En la prenant, le croyant affirme au monde son refus de la haine et sa soif d’un monde nouveau. La Cène est en soi un acte politique. Nous l’oublions souvent, pris par nos disputes théologiques habituelles… mais stériles. Par la foi en Christ, les frontières sont abolies : « vous tous, qui avez été baptisés en Christ, vous avez revêtu Christ. 28 Il n’y a plus ni Juif ni Grec, il n’y a plus ni esclave ni libre, il n’y a plus ni homme ni femme ; car tous vous êtes un en Jésus-Christ. » (Galates 3,27-28) La Cène est fondamentalement accueil de l’autre tel qu’il est. En la célébrant, l’Église refuse toute exclusion : que ce soit pour des raisons d’origines sociales, d’âges, de handicap, de couleur de peau, de sexe ou de pratiques sexuelles. L’Église proclame au monde le souhait d’une société inclusive, à l’image même de la Cène.
Torture
La Cène est un acte politique également parce qu’elle dit non à tout ce qui défigure l’humain : la torture, la violence, le harcèlement moral ou physique, le viol… Sur la croix, Jésus a été crucifié. Dans le repas du Seigneur, l’Église se souvient de ce Messie crucifié par les hommes et ressuscité par Dieu. Sa résurrection assure que la vie sera plus forte que la mort, que l’amour sera toujours vainqueur face à la torture et à la barbarie. En célébrant la Cène, l’Église ne fait pas que dénoncer la violence étatique partout où elle sévit. Elle conforte les fidèles victimes de la torture ou terrifiés par elle. En offrant à chaque croyant les signes du Royaume, le Repas du Seigneur délivre les croyants des rôles que les systèmes gouvernementaux veulent leur faire jouer.

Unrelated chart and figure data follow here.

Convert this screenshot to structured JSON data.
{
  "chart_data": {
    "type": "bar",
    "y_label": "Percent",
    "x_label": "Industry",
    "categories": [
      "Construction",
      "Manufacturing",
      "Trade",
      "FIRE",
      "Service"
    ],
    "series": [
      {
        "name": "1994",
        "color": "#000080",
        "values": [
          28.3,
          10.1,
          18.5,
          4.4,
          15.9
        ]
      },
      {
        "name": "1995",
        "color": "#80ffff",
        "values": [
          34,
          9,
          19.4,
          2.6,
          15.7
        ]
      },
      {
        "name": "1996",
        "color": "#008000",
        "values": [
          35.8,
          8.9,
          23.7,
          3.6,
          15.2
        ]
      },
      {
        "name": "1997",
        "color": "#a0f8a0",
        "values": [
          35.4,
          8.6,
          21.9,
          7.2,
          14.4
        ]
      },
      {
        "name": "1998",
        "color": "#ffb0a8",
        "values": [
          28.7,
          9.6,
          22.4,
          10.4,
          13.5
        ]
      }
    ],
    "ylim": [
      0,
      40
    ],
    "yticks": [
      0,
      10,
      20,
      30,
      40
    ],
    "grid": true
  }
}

Il les libère de la peur et les fait participer à « l’imagination de Dieu », comme dit William Cavanaugh : l’imagination du Royaume.
Mondialisation
La Cène est un acte politique d’une troisième manière : elle proclame symboliquement que la consommation n’est pas le dernier mot de la vie. Puisque le Christ lui-même vient s’offrir dans ce repas, la Cène est un lieu de consommation à proprement parler qui échappe aux règles de la consommation consumériste. Le chrétien y expérimente le don. Plus : la nourriture qu’il prend lors de ce repas le transforme. Nourri du Christ lui-même, le chrétien devient « nourriture pour les autres ». C’est une conviction forte que partageaient déjà les Réformateurs, notamment Jean Calvin. Au cours du Repas du Seigneur était organisée à Genève une offrande : financière mais aussi matérielle (vêtements, nourriture…). Les diacres étaient alors chargés, au cours de la semaine, de redistribuer ces dons auprès des plus pauvres de la communauté.
William Cavanaugh suggère d’aller plus loin. Il propose de franchir les frontières de la simple communauté : si nous sommes nourriture pour le monde, « cela implique d’aller au-delà de nos propres communautés et de notre propre confort ». Le texte de Matthieu 25, où Jésus s’identifie aux pauvres et aux maltraités de nos sociétés, nous pousse à aller dans ce sens. Auprès de la « terre habitée » (sens du mot œcuménique). Une sorte de contre-mondialisation chrétienne…
Détachement
La Cène est politique pour une dernière raison. Constitué d’un morceau de pain et d’une gorgée de vin, le repas plaide pour une « sobriété heureuse ». Le croyant est invité à l’incarner dans sa vie de tous les jours en transformant ses lieux de vie en lieux de production (pain, légumes, yaourts…) et en affectant une partie de ses revenus au développement d’un commerce équitable (achat, investissement dans Oikocrédit…).